The lengthy opinion offers a revealing window into how eBay works its phenomenally successful empire: More than 6 million new listings are posted on eBay daily, and at any given time, some 100 million listings appear on the site. eBay works closely with sellers to foster increased sales, including the sellers of Tiffany jewelry, offering them seminars and workshops. At the trial, Tiffany's lawyers presented these features to show that eBay was in league with the counterfeiters, and therefore could not possibly claim that it was, as they say, shocked, shocked to find gambling going on in the casino.

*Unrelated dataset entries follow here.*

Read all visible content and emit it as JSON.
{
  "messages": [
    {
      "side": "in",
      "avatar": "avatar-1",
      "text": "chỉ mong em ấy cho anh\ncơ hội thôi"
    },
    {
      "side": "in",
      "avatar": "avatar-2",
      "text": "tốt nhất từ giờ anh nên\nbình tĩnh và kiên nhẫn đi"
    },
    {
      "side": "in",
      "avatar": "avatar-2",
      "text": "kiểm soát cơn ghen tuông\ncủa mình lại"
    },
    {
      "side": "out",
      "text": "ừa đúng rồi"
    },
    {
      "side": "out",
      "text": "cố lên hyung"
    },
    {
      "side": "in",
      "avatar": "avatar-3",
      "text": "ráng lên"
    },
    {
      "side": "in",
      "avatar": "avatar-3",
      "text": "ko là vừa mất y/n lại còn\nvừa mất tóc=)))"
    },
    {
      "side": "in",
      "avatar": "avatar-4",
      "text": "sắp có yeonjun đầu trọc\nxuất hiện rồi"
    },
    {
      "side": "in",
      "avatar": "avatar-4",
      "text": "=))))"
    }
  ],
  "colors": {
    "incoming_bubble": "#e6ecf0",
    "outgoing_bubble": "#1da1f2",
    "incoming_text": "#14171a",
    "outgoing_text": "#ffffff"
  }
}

Judge Sullivan, after the trial, asked both sides to brief him on a case that dates back to a time before computers, much less the dawn of internet commerce: It is a 1946 ruling from a Massachusetts federal district court called Coca-Cola Co. v. Snow Crest Beverages, in which Coca-Cola asserted that Snow Crest, a distributor, had contributed to infringing the Coca-Cola mark by selling "Polar Cola" to bartenders who sometimes mixed that fake soda into customers' "rum and Coke drinks." An investigation by Coca-Cola found the practice went on in 82 bars. Coca-Cola passed that information along to Snow Crest's president. Coca-Cola tried to argue that this "generalized knowledge" was sufficient to establish a claim for trademark infringement.
The Massachusetts court was unimpressed by Coca-Cola's arguments, and today, Judge Sullivan was unimpressed by similar claims made by Tiffany.

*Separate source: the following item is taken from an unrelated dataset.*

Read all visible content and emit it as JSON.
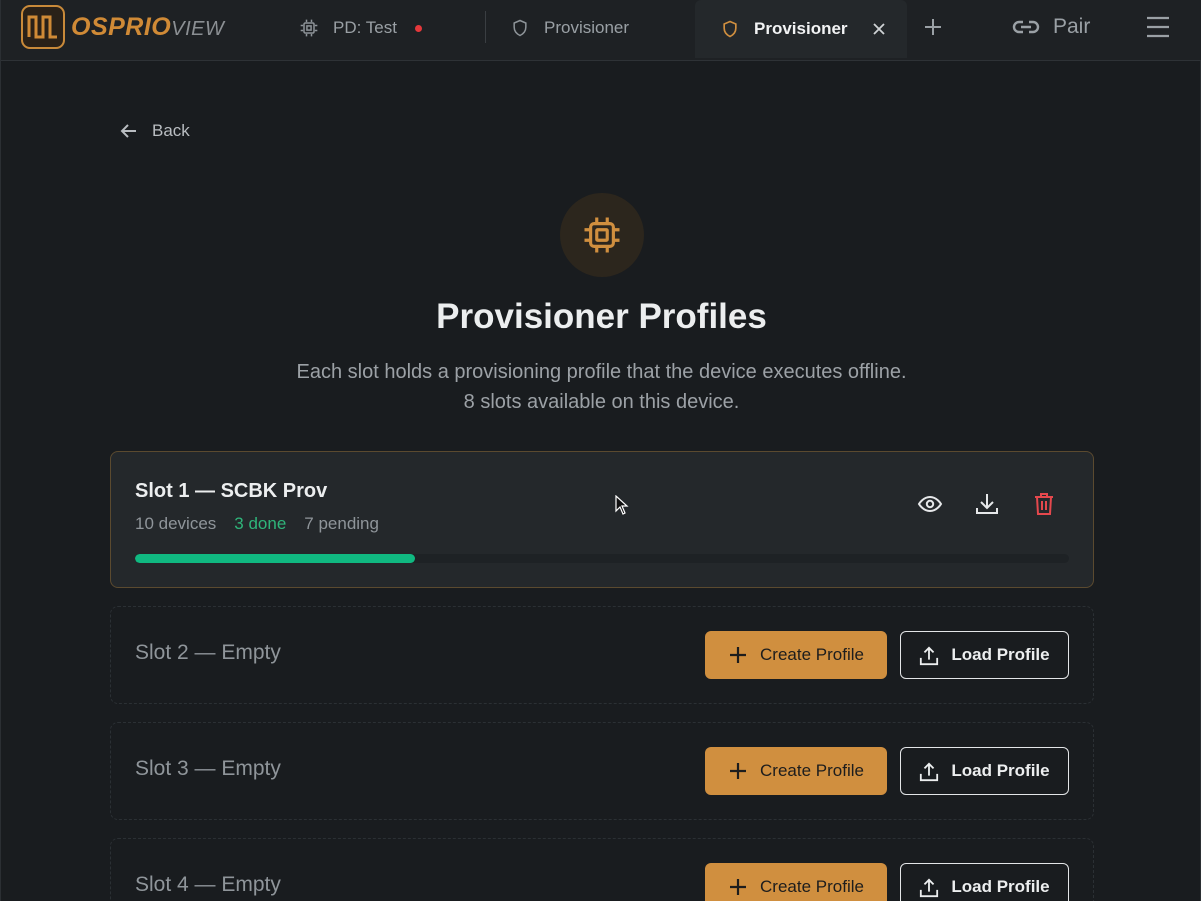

The decision was no surprise to those following the case, for Sullivan hewed to the established caselaw.
"This is definitely a go-go status quo decision," says says Susan Scafidi of Fordham University School of law, the first U.S. professor to offer a course in fashion law in the country, and blogger on the subject. "The other way would have been huge."

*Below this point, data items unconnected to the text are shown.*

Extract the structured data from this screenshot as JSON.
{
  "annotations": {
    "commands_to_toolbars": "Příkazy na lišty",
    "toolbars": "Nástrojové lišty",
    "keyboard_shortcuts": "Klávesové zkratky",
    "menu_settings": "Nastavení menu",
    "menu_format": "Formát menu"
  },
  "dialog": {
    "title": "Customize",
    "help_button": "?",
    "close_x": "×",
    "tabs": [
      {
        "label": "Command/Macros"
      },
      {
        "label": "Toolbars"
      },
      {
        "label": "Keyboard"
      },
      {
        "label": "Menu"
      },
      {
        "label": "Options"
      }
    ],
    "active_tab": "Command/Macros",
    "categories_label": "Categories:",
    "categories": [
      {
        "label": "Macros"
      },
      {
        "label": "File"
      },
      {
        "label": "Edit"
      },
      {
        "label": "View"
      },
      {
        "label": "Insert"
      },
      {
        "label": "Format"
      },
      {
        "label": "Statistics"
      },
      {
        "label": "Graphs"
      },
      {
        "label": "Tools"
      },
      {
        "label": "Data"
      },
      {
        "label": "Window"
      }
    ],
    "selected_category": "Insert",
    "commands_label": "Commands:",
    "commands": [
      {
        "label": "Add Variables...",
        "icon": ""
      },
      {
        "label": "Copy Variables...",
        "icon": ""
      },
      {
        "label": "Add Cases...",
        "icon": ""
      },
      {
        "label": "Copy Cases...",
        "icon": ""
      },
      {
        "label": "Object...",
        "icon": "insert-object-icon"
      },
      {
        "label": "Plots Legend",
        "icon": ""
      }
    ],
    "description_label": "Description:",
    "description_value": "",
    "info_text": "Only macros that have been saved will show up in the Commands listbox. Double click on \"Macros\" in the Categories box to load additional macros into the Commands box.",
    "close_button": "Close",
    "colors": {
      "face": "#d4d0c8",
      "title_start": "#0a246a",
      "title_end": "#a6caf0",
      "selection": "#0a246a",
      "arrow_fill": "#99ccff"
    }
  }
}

Scafidi was disappointed by Sullivan's conservative approach, especially with respect to dusting off the Coca-Cola decision. "He wants not to be overturned," she says. " Had there been a little bit more judicial activism, or a little bit more sympathy for Tiffany's or a bit broader reading of the knowledge standard, we would have had a very different decision."
Luxury retailers aren't ready to give up the fight. Milton Petraza, the chief executive of the Luxury Institute, which is pressing for policy changes or corporate changes at sites like eBay by demanding they authenticate goods before listing them on on their sites for purchase by consumers, didn't hide his disgust for the ruling. "The U.S court, just like the French courts, side with whatever company they have," he says. "But I think this is a bigger issue, a global issue. Eventually authentication will be demanded, not by the courts, not by the luxury brands, but by consumers who are buying those brands."
For now, eBay has won. In the absence of "actual knowledge" or "reason to know" that goods are counterfeit, eBay will not be held liable for fake goods hawked on its site. Something more than "generalized knowledge" is needed, so says Sullivan's decision.
Just what is anybody’s guess. Perhaps legislation. Or perhaps a trip to the brick and mortar store on Fifth Avenue for some retail therapy.
Holly would surely have approved of that.